Tra le compagnie big mancava solo Twitter che, nelle ultime ore, ha portato a casa un colpo mica da ridere. Il microblog si è assicurata le maestranze di IXOMOXI, innovativa compagnia statunitense attiva per lo sviluppo di nuove esperienze musicali. Il suo presidente, Alessandro Sabatelli (nome italiano ma americano puro sangue) è ora a capo della divisione AR (augmented reality) e VR (virtual reality) dell'uccellino blu. In realtà l’azienda non ha rilasciato alcun comunicato o aggiornamento in materia; la scoperta arriva da LinkedIn, dove Sabatelli ha prontamente inserito la nuova posizione lavorativa nel suo curriculum sul social network.

Due acquisizioni nel giro di una settimana

Non si tratta di una causalità. Esattamente una settimana fa Twitter aveva acquisito Magic Pony Technologies, società con progetti di machine-learning, una tecnica che permette ai software di migliorare le capacità di analisi e interazione con il mondo grazie all’utilizzo di avanzati algoritmi che, molto banalmente, osservano l’esterno per adattarsi e rispondere al meglio agli stimoli che si presentano. Le conoscenze di Magic Pony, unite a quelle di IXOMOXI, permetteranno a Sabatelli di far sbarcare Twitter nel mondo del virtuale, anche se non è dato sapere ancora in che forma.

Arriva da Apple

Come ex designer di Apple, il ragazzo ha contribuito in maniera essenziale allo sviluppo del visualizzatore di iTunes e a sezioni delle interfacce utente di iOS, Watch OS e OS X, i sistemi operativi di iPhone, Apple Watch e Mac. Il salto nella realtà virtuale è però arrivato con il lavoro presso IXOMOXI con la quale ha creato Lucy, un’app per Gear VR che consente di applicare filtri fotografici a ciò che si ha realmente intorno, da visualizzare con la funzione “pass through” degli occhialini (in pratica si sfrutta la fotocamera dello smartphone inserito per vedere l’ambiente frontale).

Come ne beneficerà Twitter

Possiamo fare un paio di ipotesi sul modo in cui Twitter potrebbe approcciare la realtà virtuale. Il primo è strettamente legato a Periscope. L’app con cui mostrare in diretta la propria vita potrebbe presto dotarsi della funzionalità di trasmissione a 360 gradi, così da abilitare gli spettatori non solo a partecipare ai live ma anche di muoversi al loro interno. L’idea dipende certamente dall'hardware, ovvero uno smartphone o una fotocamera in grado di riprendere la visuale allargata (come la Gear 360), ma anche da una corretta gestione delle connessioni e della banda necessaria a fare streaming, soprattutto quando online ci sono migliaia di persone. Un adattamento che Twitter, da sola, non avrebbe potuto portare a termine.
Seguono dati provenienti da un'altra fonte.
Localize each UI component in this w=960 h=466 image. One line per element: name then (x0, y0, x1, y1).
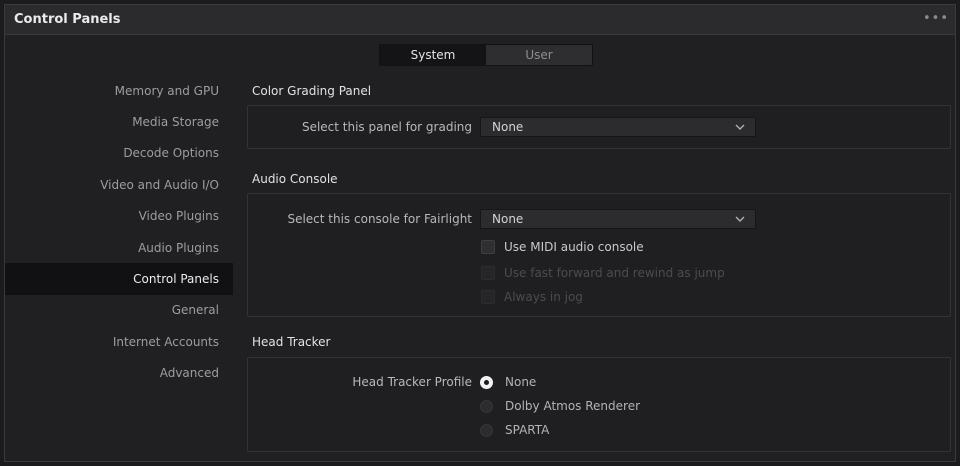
fairlight-console-select-label: Select this console for Fairlight (287, 212, 472, 226)
always-in-jog-checkbox[interactable] (481, 290, 495, 304)
midi-audio-console-label: Use MIDI audio console (504, 240, 644, 254)
grading-panel-select-value: None (492, 120, 524, 134)
chevron-down-icon (735, 216, 745, 222)
sidebar-item-video-plugins[interactable]: Video Plugins (5, 201, 233, 232)
fairlight-console-select[interactable]: None (480, 209, 756, 229)
head-tracker-none-radio[interactable] (480, 375, 493, 389)
sidebar-item-internet-accounts[interactable]: Internet Accounts (5, 326, 233, 357)
tab-user[interactable]: User (486, 45, 592, 65)
ellipsis-icon[interactable]: ••• (923, 11, 949, 26)
color-grading-section-title: Color Grading Panel (252, 84, 372, 98)
head-tracker-dolby-radio[interactable] (480, 399, 493, 413)
fast-forward-jump-checkbox[interactable] (481, 266, 495, 280)
always-in-jog-label: Always in jog (504, 290, 583, 304)
system-user-toggle: System User (379, 44, 593, 66)
midi-audio-console-option: Use MIDI audio console (481, 240, 644, 254)
sidebar-item-media-storage[interactable]: Media Storage (5, 106, 233, 137)
fast-forward-jump-option: Use fast forward and rewind as jump (481, 266, 725, 280)
head-tracker-section-title: Head Tracker (252, 335, 331, 349)
window-title: Control Panels (14, 12, 121, 27)
sidebar-item-control-panels[interactable]: Control Panels (5, 263, 233, 295)
fairlight-console-select-value: None (492, 212, 524, 226)
head-tracker-option-dolby: Dolby Atmos Renderer (480, 399, 640, 413)
head-tracker-none-label: None (505, 375, 537, 389)
head-tracker-profile-label: Head Tracker Profile (352, 375, 472, 389)
head-tracker-option-sparta: SPARTA (480, 423, 549, 437)
settings-sidebar: Memory and GPU Media Storage Decode Opti… (5, 75, 233, 389)
sidebar-item-general[interactable]: General (5, 295, 233, 326)
chevron-down-icon (735, 124, 745, 130)
title-bar: Control Panels ••• (5, 5, 955, 35)
head-tracker-panel: Head Tracker Profile None Dolby Atmos Re… (247, 357, 951, 452)
head-tracker-sparta-label: SPARTA (505, 423, 550, 437)
always-in-jog-option: Always in jog (481, 290, 583, 304)
midi-audio-console-checkbox[interactable] (481, 240, 495, 254)
grading-panel-select[interactable]: None (480, 117, 756, 137)
audio-console-section-title: Audio Console (252, 172, 338, 186)
sidebar-item-audio-plugins[interactable]: Audio Plugins (5, 232, 233, 263)
sidebar-item-memory-and-gpu[interactable]: Memory and GPU (5, 75, 233, 106)
fast-forward-jump-label: Use fast forward and rewind as jump (504, 266, 725, 280)
head-tracker-sparta-radio[interactable] (480, 423, 493, 437)
head-tracker-option-none: None (480, 375, 536, 389)
color-grading-panel: Select this panel for grading None (247, 105, 951, 149)
sidebar-item-video-and-audio-io[interactable]: Video and Audio I/O (5, 169, 233, 200)
sidebar-item-advanced[interactable]: Advanced (5, 358, 233, 389)
audio-console-panel: Select this console for Fairlight None U… (247, 193, 951, 317)
grading-panel-select-label: Select this panel for grading (301, 120, 472, 134)
head-tracker-dolby-label: Dolby Atmos Renderer (505, 399, 641, 413)
tab-system[interactable]: System (380, 45, 486, 65)
sidebar-item-decode-options[interactable]: Decode Options (5, 138, 233, 169)
control-panels-window: Control Panels ••• System User Memory an… (4, 4, 956, 462)
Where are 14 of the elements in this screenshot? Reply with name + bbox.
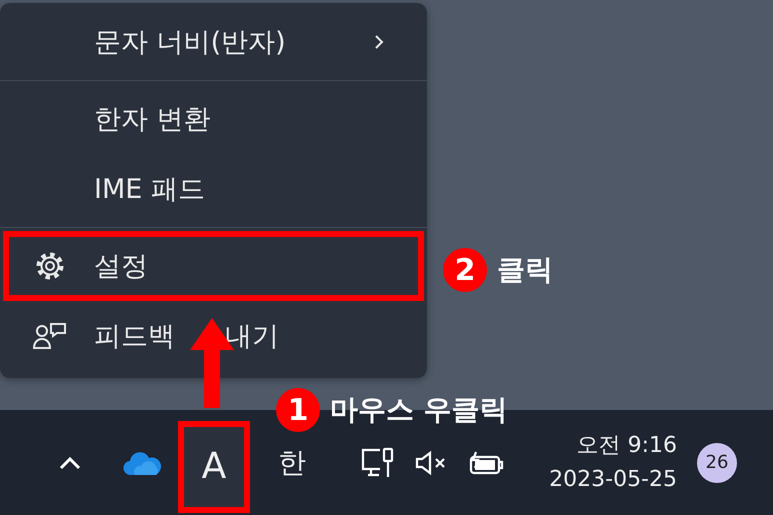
menu-item[interactable]: 한자 변환 (3, 84, 424, 154)
notification-badge[interactable]: 26 (697, 442, 737, 482)
menu-item[interactable]: 설정 (3, 231, 424, 301)
step-number: 2 (443, 248, 487, 292)
clock-time[interactable]: 오전 9:16 (576, 428, 677, 462)
annotation-label: 마우스 우클릭 (330, 392, 508, 428)
menu-item[interactable]: 문자 너비(반자) (3, 7, 424, 77)
menu-item[interactable]: 피드백 내기 (3, 301, 424, 371)
clock-date[interactable]: 2023-05-25 (549, 462, 677, 496)
step-number: 1 (276, 388, 320, 432)
annotation-label: 클릭 (497, 252, 553, 288)
language-button[interactable]: 한 (270, 444, 314, 482)
menu-item[interactable]: IME 패드 (3, 154, 424, 224)
input-mode-button[interactable]: A (178, 420, 250, 512)
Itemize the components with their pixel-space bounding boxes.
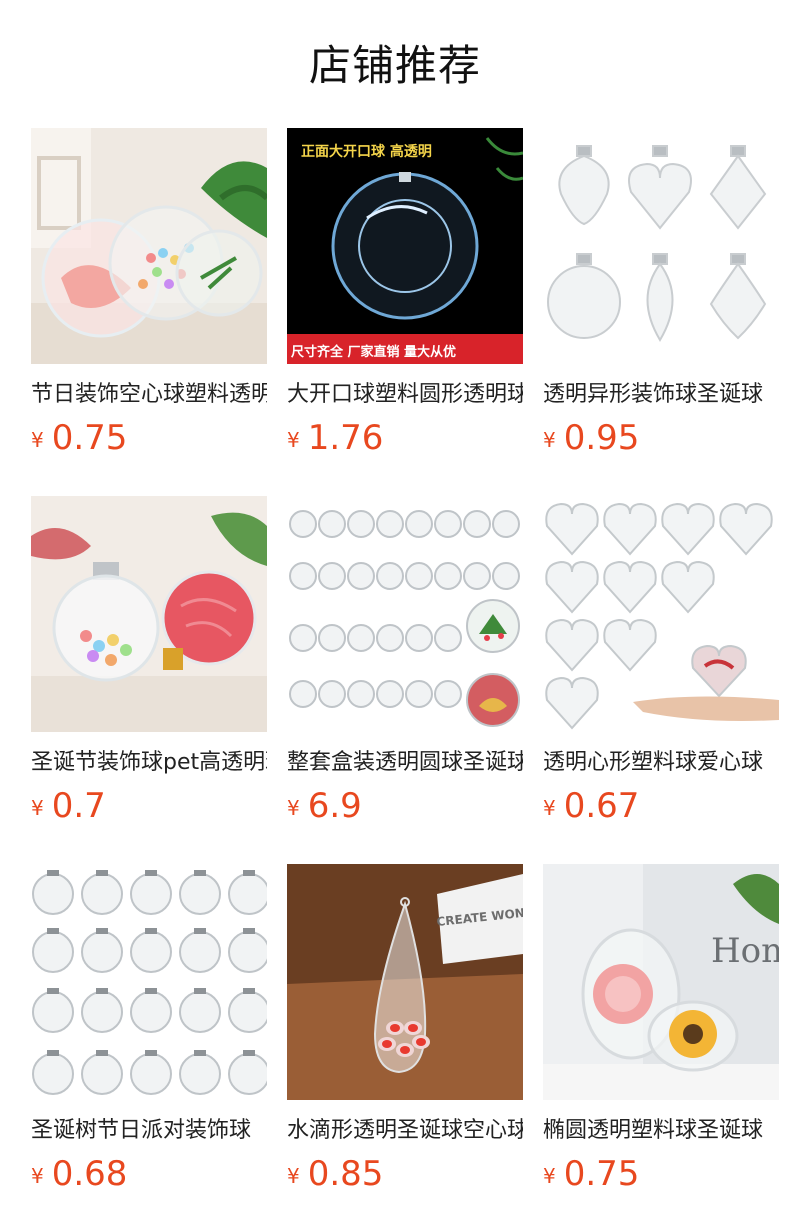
product-price: ¥0.85 [287,1152,383,1196]
product-image[interactable] [543,128,779,364]
product-card[interactable]: 正面大开口球 高透明 尺寸齐全 厂家直销 量大从优 大开口球塑料圆形透明球 ¥1… [287,128,523,468]
product-name[interactable]: 整套盒装透明圆球圣诞球 [287,746,523,780]
currency-symbol: ¥ [287,428,300,452]
product-image[interactable] [543,496,779,732]
product-card[interactable]: CREATE WONDERFUL 水滴形透明圣诞球空心球 ¥0.85 [287,864,523,1204]
sign-text: Hon [711,931,779,971]
product-image[interactable] [31,496,267,732]
page-title: 店铺推荐 [308,41,481,90]
product-card[interactable]: Hon 椭圆透明塑料球圣诞球 ¥0.75 [543,864,779,1204]
currency-symbol: ¥ [31,428,44,452]
price-value: 0.68 [51,1154,128,1194]
product-card[interactable]: 圣诞树节日派对装饰球 ¥0.68 [31,864,267,1204]
product-name[interactable]: 节日装饰空心球塑料透明球 [31,378,267,412]
product-image[interactable] [31,864,267,1100]
product-grid: 节日装饰空心球塑料透明球 ¥0.75 正面大开口球 高透明 尺寸齐全 厂家直销 … [31,128,790,1228]
product-name[interactable]: 圣诞节装饰球pet高透明球 [31,746,267,780]
currency-symbol: ¥ [287,796,300,820]
banner-top-text: 正面大开口球 高透明 [301,143,432,160]
product-image[interactable]: 正面大开口球 高透明 尺寸齐全 厂家直销 量大从优 [287,128,523,364]
product-name[interactable]: 水滴形透明圣诞球空心球 [287,1114,523,1148]
product-image[interactable]: Hon [543,864,779,1100]
product-card[interactable]: 透明心形塑料球爱心球 ¥0.67 [543,496,779,836]
product-price: ¥1.76 [287,416,383,460]
product-name[interactable]: 透明心形塑料球爱心球 [543,746,779,780]
product-card[interactable]: 透明异形装饰球圣诞球 ¥0.95 [543,128,779,468]
product-card[interactable]: 节日装饰空心球塑料透明球 ¥0.75 [31,128,267,468]
product-name[interactable]: 大开口球塑料圆形透明球 [287,378,523,412]
price-value: 0.7 [51,786,106,826]
price-value: 0.75 [563,1154,640,1194]
price-value: 1.76 [307,418,384,458]
product-image[interactable] [31,128,267,364]
price-value: 0.95 [563,418,640,458]
product-card[interactable]: 整套盒装透明圆球圣诞球 ¥6.9 [287,496,523,836]
product-price: ¥0.95 [543,416,639,460]
product-name[interactable]: 透明异形装饰球圣诞球 [543,378,779,412]
product-card[interactable]: 圣诞节装饰球pet高透明球 ¥0.7 [31,496,267,836]
product-price: ¥0.7 [31,784,106,828]
currency-symbol: ¥ [31,1164,44,1188]
currency-symbol: ¥ [543,1164,556,1188]
product-image[interactable] [287,496,523,732]
price-value: 6.9 [307,786,362,826]
banner-bottom-text: 尺寸齐全 厂家直销 量大从优 [291,344,456,360]
product-name[interactable]: 椭圆透明塑料球圣诞球 [543,1114,779,1148]
product-price: ¥6.9 [287,784,362,828]
product-price: ¥0.68 [31,1152,127,1196]
currency-symbol: ¥ [543,796,556,820]
product-name[interactable]: 圣诞树节日派对装饰球 [31,1114,267,1148]
currency-symbol: ¥ [287,1164,300,1188]
currency-symbol: ¥ [543,428,556,452]
product-image[interactable]: CREATE WONDERFUL [287,864,523,1100]
currency-symbol: ¥ [31,796,44,820]
product-price: ¥0.75 [543,1152,639,1196]
product-price: ¥0.75 [31,416,127,460]
price-value: 0.75 [51,418,128,458]
product-price: ¥0.67 [543,784,639,828]
price-value: 0.85 [307,1154,384,1194]
price-value: 0.67 [563,786,640,826]
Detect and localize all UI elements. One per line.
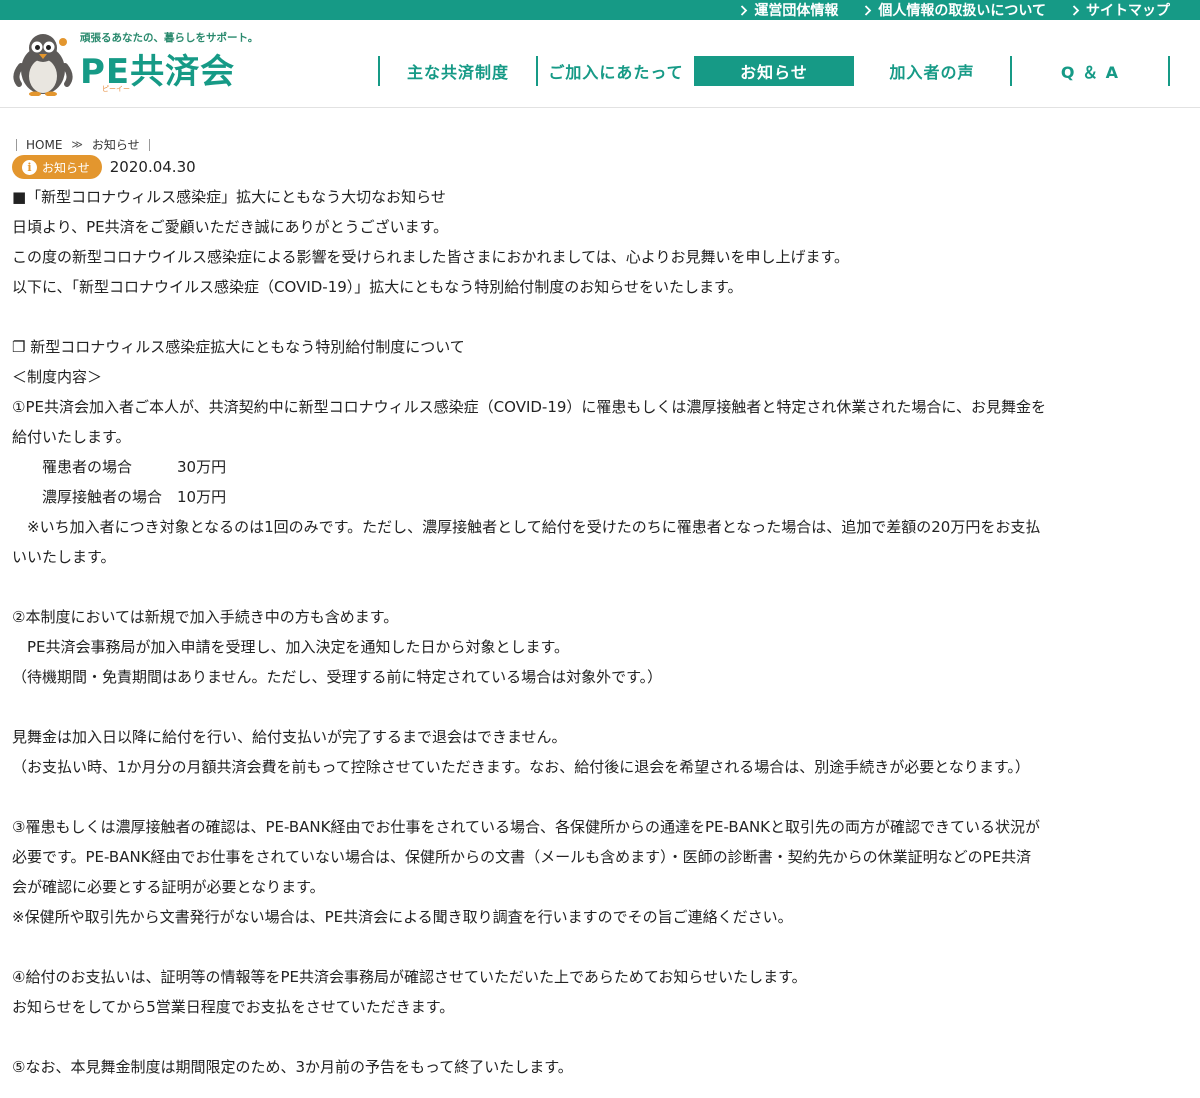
double-chevron-right-icon: ≫ bbox=[71, 138, 83, 151]
article-line: 給付いたします。 bbox=[12, 428, 131, 446]
top-utility-bar: 運営団体情報 個人情報の取扱いについて サイトマップ bbox=[0, 0, 1200, 20]
breadcrumb-current: お知らせ bbox=[91, 138, 140, 152]
info-icon: i bbox=[22, 159, 37, 175]
article-line: ※保健所や取引先から文書発行がない場合は、PE共済会による聞き取り調査を行います… bbox=[12, 908, 793, 926]
post-meta: i お知らせ 2020.04.30 bbox=[12, 155, 196, 179]
nav-divider bbox=[1168, 56, 1170, 86]
article-line: （お支払い時、1か月分の月額共済会費を前もって控除させていただきます。なお、給付… bbox=[12, 758, 1030, 776]
utility-link-label: 個人情報の取扱いについて bbox=[878, 3, 1046, 19]
chevron-right-icon bbox=[865, 4, 872, 16]
chevron-right-icon bbox=[741, 4, 748, 16]
logo-reading: ピーイー bbox=[102, 85, 130, 93]
article-line: お知らせをしてから5営業日程度でお支払をさせていただきます。 bbox=[12, 998, 455, 1016]
article-line: ＜制度内容＞ bbox=[12, 368, 103, 386]
article-line: 日頃より、PE共済をご愛顧いただき誠にありがとうございます。 bbox=[12, 218, 449, 236]
breadcrumb-home-link[interactable]: HOME bbox=[26, 138, 62, 152]
article-line: 罹患者の場合 30万円 bbox=[12, 458, 227, 476]
utility-link-organization[interactable]: 運営団体情報 bbox=[740, 0, 838, 20]
article-line: 必要です。PE-BANK経由でお仕事をされていない場合は、保健所からの文書（メー… bbox=[12, 848, 1032, 866]
site-logo[interactable]: 頑張るあなたの、暮らしをサポート。 PE共済会 ピーイー bbox=[10, 28, 260, 104]
logo-tagline: 頑張るあなたの、暮らしをサポート。 bbox=[80, 32, 259, 44]
article-line: （待機期間・免責期間はありません。ただし、受理する前に特定されている場合は対象外… bbox=[12, 668, 663, 686]
global-nav: 主な共済制度 ご加入にあたって お知らせ 加入者の声 Q ＆ A bbox=[378, 56, 1170, 86]
nav-item-qa[interactable]: Q ＆ A bbox=[1012, 56, 1168, 86]
breadcrumb: HOME ≫ お知らせ bbox=[16, 136, 150, 153]
article-body: ■「新型コロナウィルス感染症」拡大にともなう大切なお知らせ 日頃より、PE共済をご… bbox=[12, 182, 1188, 1082]
article-line: 以下に、「新型コロナウイルス感染症（COVID-19）」拡大にともなう特別給付制… bbox=[12, 278, 743, 296]
nav-item-plans[interactable]: 主な共済制度 bbox=[380, 56, 536, 86]
breadcrumb-divider bbox=[16, 138, 17, 151]
nav-item-news[interactable]: お知らせ bbox=[696, 56, 852, 86]
article-line: ❐ 新型コロナウィルス感染症拡大にともなう特別給付制度について bbox=[12, 338, 465, 356]
category-label: お知らせ bbox=[42, 160, 90, 175]
chevron-right-icon bbox=[1072, 4, 1080, 16]
article-line: 見舞金は加入日以降に給付を行い、給付支払いが完了するまで退会はできません。 bbox=[12, 728, 567, 746]
post-date: 2020.04.30 bbox=[109, 158, 196, 176]
category-badge: i お知らせ bbox=[12, 155, 102, 179]
article-line: ①PE共済会加入者ご本人が、共済契約中に新型コロナウィルス感染症（COVID-1… bbox=[12, 398, 1046, 416]
article-line: 会が確認に必要とする証明が必要となります。 bbox=[12, 878, 325, 896]
site-header: 頑張るあなたの、暮らしをサポート。 PE共済会 ピーイー 主な共済制度 ご加入に… bbox=[0, 20, 1200, 108]
article-line: ⑤なお、本見舞金制度は期間限定のため、3か月前の予告をもって終了いたします。 bbox=[12, 1058, 573, 1076]
article-line: ※いち加入者につき対象となるのは1回のみです。ただし、濃厚接触者として給付を受け… bbox=[12, 518, 1041, 536]
utility-link-sitemap[interactable]: サイトマップ bbox=[1072, 0, 1170, 20]
article-line: いいたします。 bbox=[12, 548, 116, 566]
article-line: ③罹患もしくは濃厚接触者の確認は、PE-BANK経由でお仕事をされている場合、各… bbox=[12, 818, 1041, 836]
utility-links: 運営団体情報 個人情報の取扱いについて サイトマップ bbox=[740, 0, 1170, 20]
article-line: 濃厚接触者の場合 10万円 bbox=[12, 488, 227, 506]
article-line: PE共済会事務局が加入申請を受理し、加入決定を通知した日から対象とします。 bbox=[12, 638, 570, 656]
utility-link-privacy[interactable]: 個人情報の取扱いについて bbox=[864, 0, 1046, 20]
article-line: ②本制度においては新規で加入手続き中の方も含めます。 bbox=[12, 608, 399, 626]
article-line: ④給付のお支払いは、証明等の情報等をPE共済会事務局が確認させていただいた上であ… bbox=[12, 968, 807, 986]
article-line: ■「新型コロナウィルス感染症」拡大にともなう大切なお知らせ bbox=[12, 188, 446, 206]
breadcrumb-divider bbox=[148, 138, 150, 151]
article-line: この度の新型コロナウイルス感染症による影響を受けられました皆さまにおかれましては… bbox=[12, 248, 850, 266]
nav-item-joining[interactable]: ご加入にあたって bbox=[538, 56, 694, 86]
utility-link-label: 運営団体情報 bbox=[754, 3, 839, 19]
utility-link-label: サイトマップ bbox=[1086, 3, 1170, 19]
penguin-mascot-icon bbox=[13, 34, 73, 96]
nav-item-voices[interactable]: 加入者の声 bbox=[854, 56, 1010, 86]
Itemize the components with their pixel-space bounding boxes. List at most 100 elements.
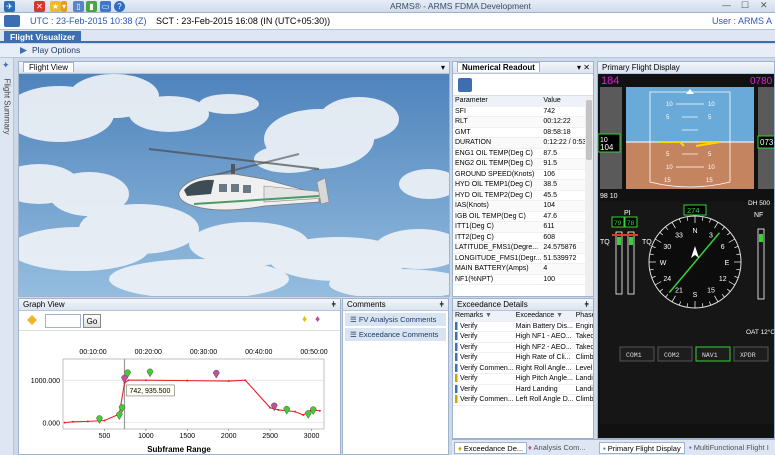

L’altra opportunità riguarderebbe la possibilità di costruire uno spazio virtuale in cui accedere ai contenuti postati su Twitter, compresi gli hashtag, in maniera immersiva, quasi navigandoci all’interno. Anche in questo caso, gran parte della realizzazione si baserebbe sul lavoro degli sviluppatori, che non dovrebbero solo trasportare tweet, foto e video sul VR ma edificare un cyberspace coerente e funzionale. Lo scopo? Andare oltre il passatempo per gli appassionati, donando al mondo un vero accesso primario alle informazioni sotto forma di 140 caratteri.